Emboldened by having danced without incurring censure or vomit I start a conversation with strangers which is usually even more taboo than sending food back at a restaurant. We are filing out of the Bowl and there is a promo for an upcoming Bob Mould tribute and a cute girl asks her friend who Bob Mould is and I snap “Husker Du! Seminal punk band,” and some wiseguy behind me corrects my use of a short “u” in Husker. Spuds does admit subsequently to being the pedant who corrected my pronunciation of Husker Du. I blame his father. The girls are sweet, adorable and say they loved the show but that they thought the Arctic Monkeys played too long and I say that any Arctic Monkeys are too many in my book and they interrogate me about what I do like. Mr. College, instead of finding a rock to crawl under joins in the conversation and doesn't even give me the stinkeye when I ask their ages. They are 28 and too old for the boy but both weigh in positively as to his cuteness. I realize that now I am really able only to accurately estimate the age of people who are my age or older. The girls tell my sons their mom is cool and my jaw drops when the boys agree. One girl reports that her mom listens to the Mamas and the Papas. I proffer that I'm sure she has other good qualities and bask in a rare moment when my own kids recognize one of mine.

Spud's father will read here for the first time that in the anxiety of the big school change, Spud's IPod Nano-the size of a postage stamp-has gone missing. Fortunately a bit of manipulation of cell phone upgrade eligibility and some financial contributions by wage earner Spuds will rectify the problem when the new IPhone model is released in a couple of weeks. In the meantime, we make the long drive to Pasadena with my Droid and we take turns choosing tunes. He shares the upbeat electronica of Biblio and I play him some Sparklehorse and we are stunned by the shimmering beauty of the music, even more poignant as frontman Mark Linkous took his own life last year.

I've saved a small box of the kids artwork and letters but I am nowhere near the archivist my own mother was. I figure that an edited collection of well chosen items will suffice. I think the kids will be glad I'm not leaving them a mountain of crap to sort through like my mom left me. After I'm gone I'm sure they'll tell funny stories about my myriad neuroses that I wouldn't find particularly amusing but I know too that every so often they'll hear a glimmer of some music that we shared and be reminded for a moment of their mother's fierce love.

Shabbat Shalom and L'Shana Tova

2 comments:

John L. Murphy / "FionnchĂș" said...

Well, even misogynistic me admits Electrelane can rock, so I may check out Warpaint, although the name makes me wonder if they're a band of cholas. As for Spuds and the music maker, I guess his birthday present's well timed?

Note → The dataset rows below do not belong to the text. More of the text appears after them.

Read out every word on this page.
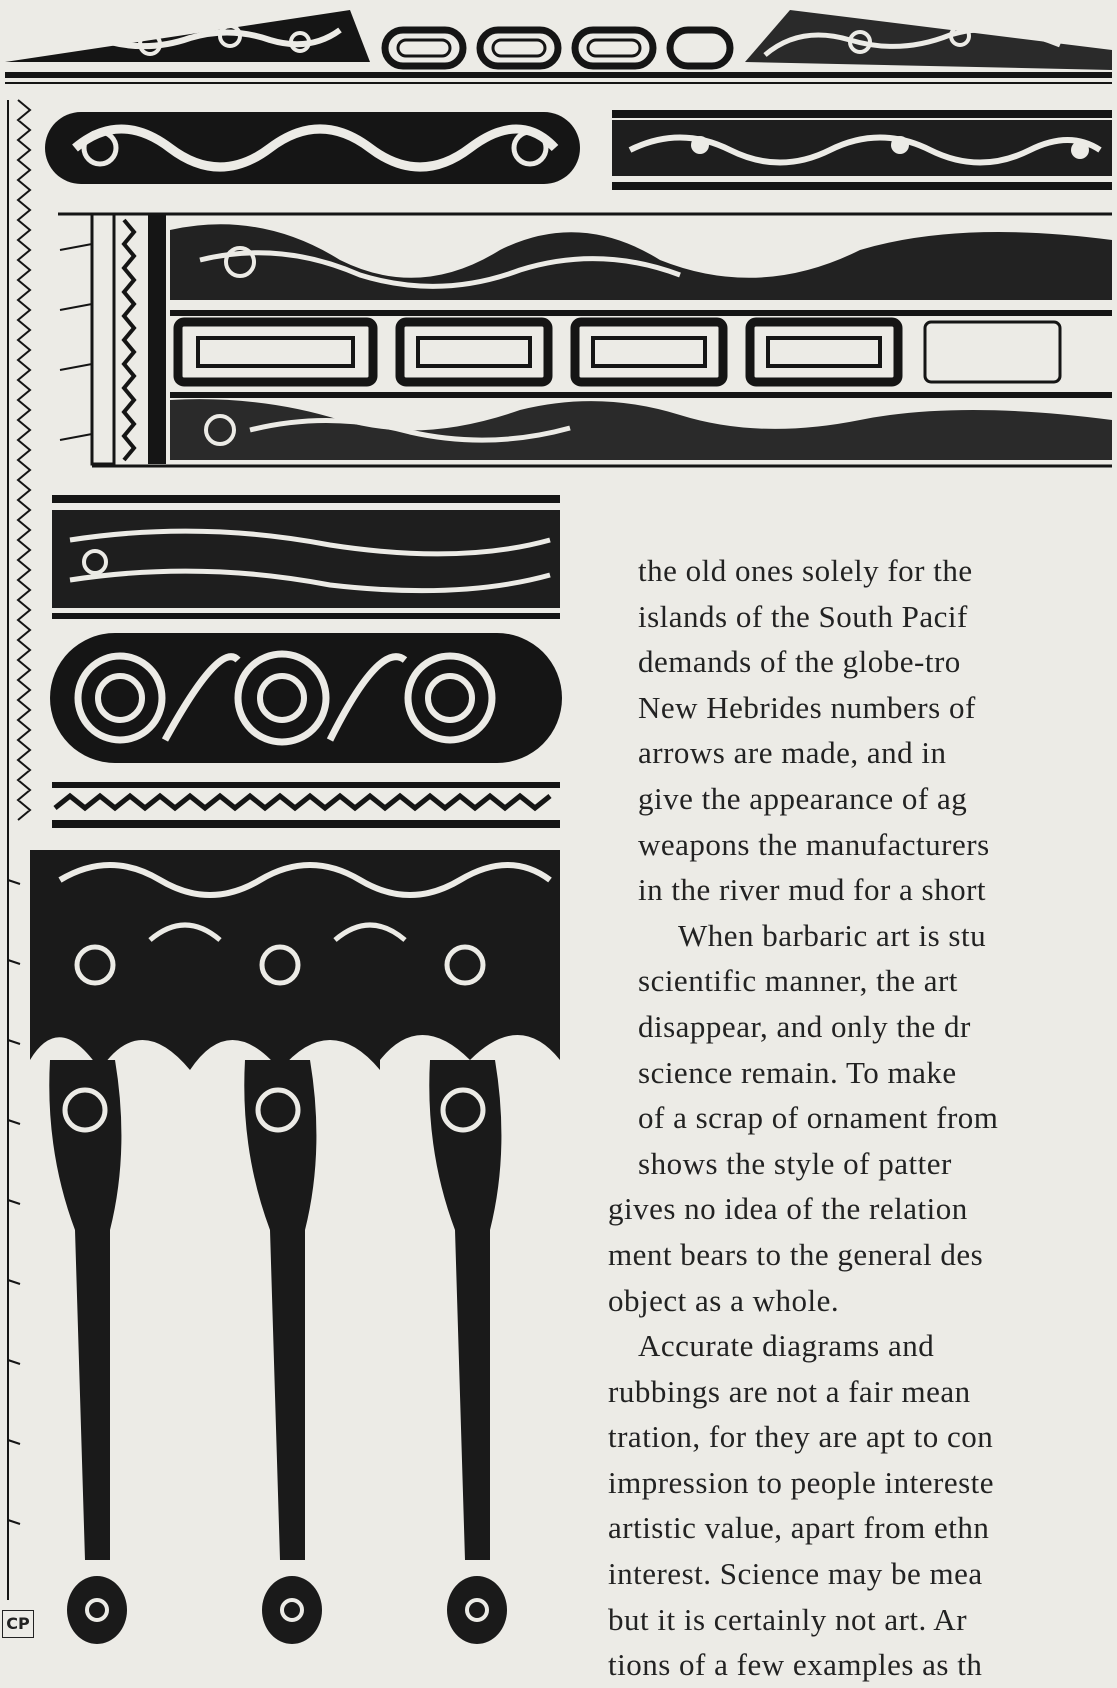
CP
the old ones solely for the
islands of the South Pacif
demands of the globe-tro
New Hebrides numbers of
arrows are made, and in
give the appearance of ag
weapons the manufacturers
in the river mud for a short
When barbaric art is stu
scientific manner, the art
disappear, and only the dr
science remain. To make
of a scrap of ornament from
shows the style of patter
gives no idea of the relation
ment bears to the general des
object as a whole.
Accurate diagrams and
rubbings are not a fair mean
tration, for they are apt to con
impression to people intereste
artistic value, apart from ethn
interest. Science may be mea
but it is certainly not art. Ar
tions of a few examples as th
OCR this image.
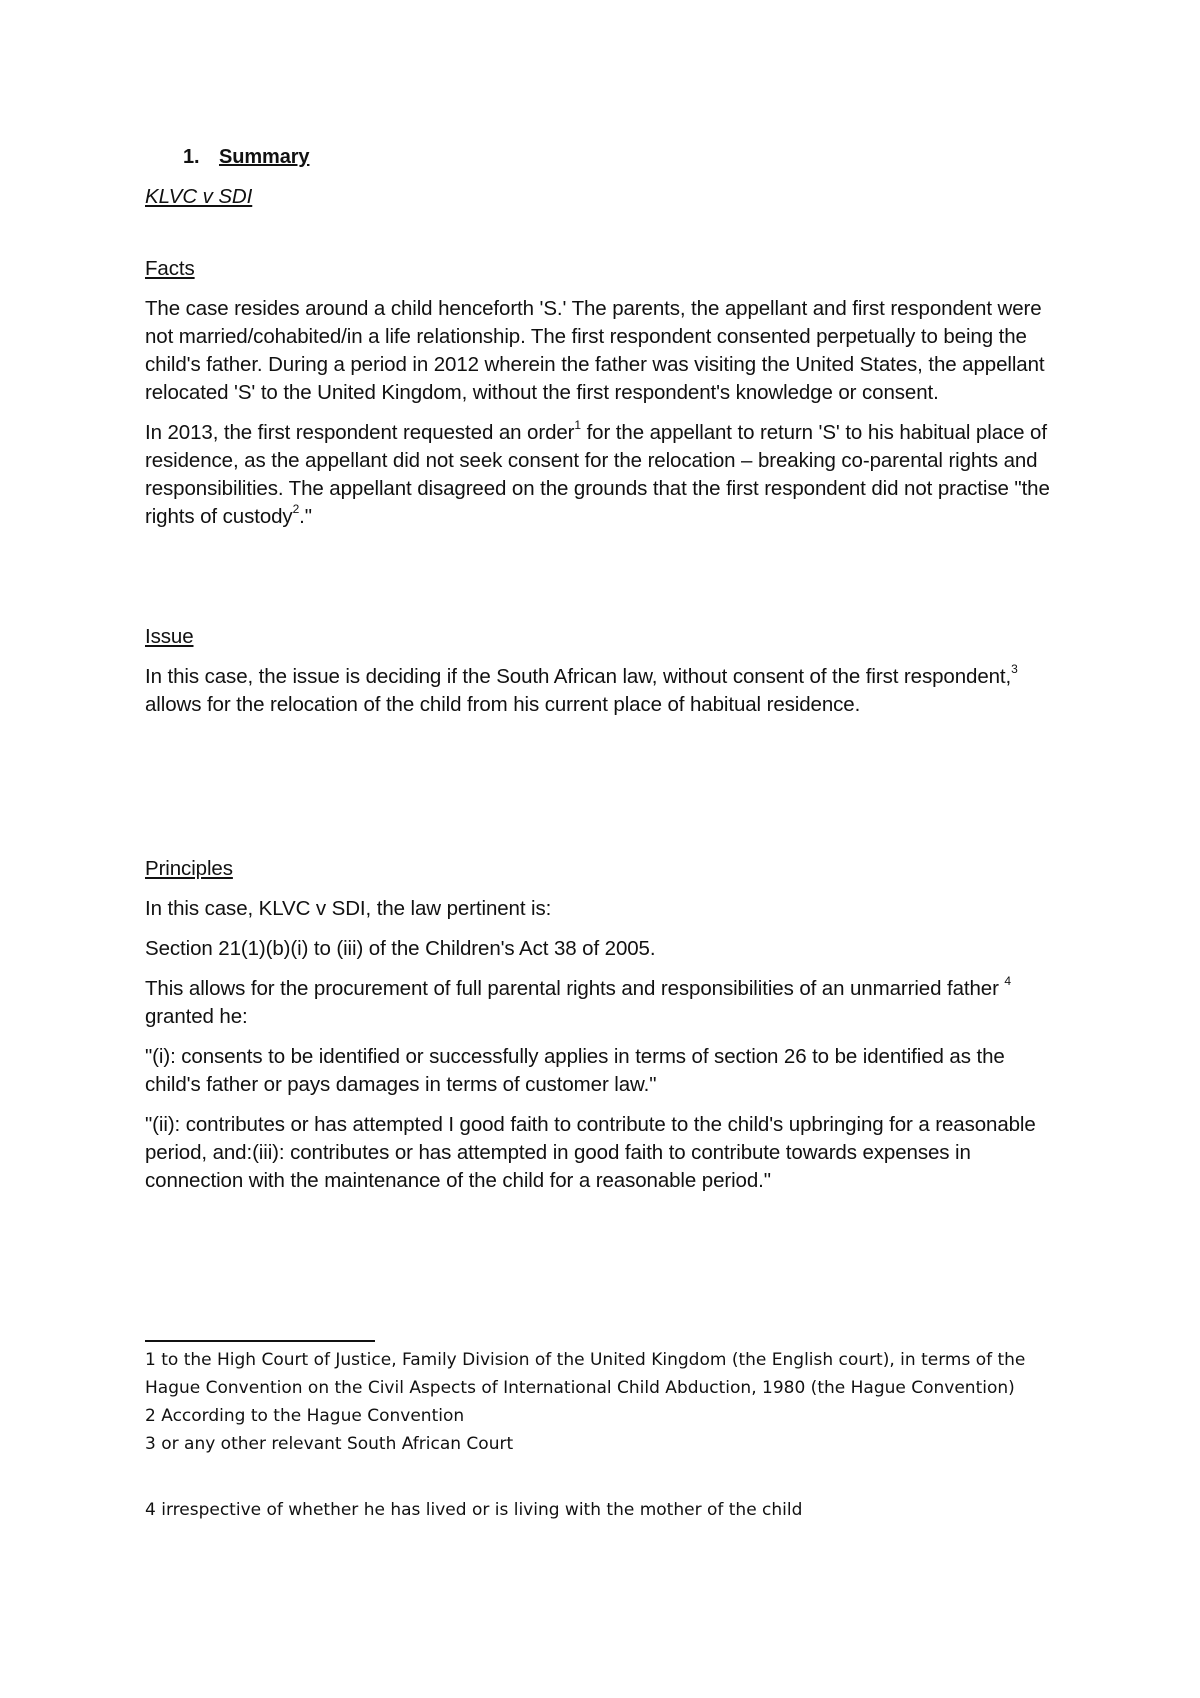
1. Summary
KLVC v SDI
Facts

The case resides around a child henceforth 'S.' The parents, the appellant and first respondent were not married/cohabited/in a life relationship. The first respondent consented perpetually to being the child's father. During a period in 2012 wherein the father was visiting the United States, the appellant relocated 'S' to the United Kingdom, without the first respondent's knowledge or consent.

In 2013, the first respondent requested an order$^1$ for the appellant to return 'S' to his habitual place of residence, as the appellant did not seek consent for the relocation – breaking co-parental rights and responsibilities. The appellant disagreed on the grounds that the first respondent did not practise "the rights of custody$^2$."

Issue

In this case, the issue is deciding if the South African law, without consent of the first respondent,$^3$ allows for the relocation of the child from his current place of habitual residence.

Principles

In this case, KLVC v SDI, the law pertinent is:

Section 21(1)(b)(i) to (iii) of the Children's Act 38 of 2005.

This allows for the procurement of full parental rights and responsibilities of an unmarried father $^4$ granted he:

"(i): consents to be identified or successfully applies in terms of section 26 to be identified as the child's father or pays damages in terms of customer law."

"(ii): contributes or has attempted I good faith to contribute to the child's upbringing for a reasonable period, and:(iii): contributes or has attempted in good faith to contribute towards expenses in connection with the maintenance of the child for a reasonable period."

1 to the High Court of Justice, Family Division of the United Kingdom (the English court), in terms of the Hague Convention on the Civil Aspects of International Child Abduction, 1980 (the Hague Convention)

2 According to the Hague Convention

3 or any other relevant South African Court

4 irrespective of whether he has lived or is living with the mother of the child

I bet he can hardly wait to clamp back the earbuds, like his brother, when we're at the wheel. Still, as with Leo now and then, I bet Niall will learn to navigate the road while sharing some of his musical finds with us.

Glad you were able to prove your hip credentials; hard to believe any woman still with working ovaries (as of a few decades ago even) could count Mamas & Papas as a favorite inspiration. I'm glad also you found better ones, despite some LPs in the garage sale that attest to dodgy choices. Tell the kids that Henry Rollins praised Joni Mitchell in his latest column. Speaking of that medium, it's been 23 years this week, more or less. xxx me

harry said...

Sweet. We heard Warpaint at Henry Miller Library last year. Spacious and intense music. I didn't think they were cholas, but rather W Holly friends of Red Hot C Peppers(Flea was there dancing with an infant... I mean really an infant baby). We didn't talk to strangers. That was always one of your gifts.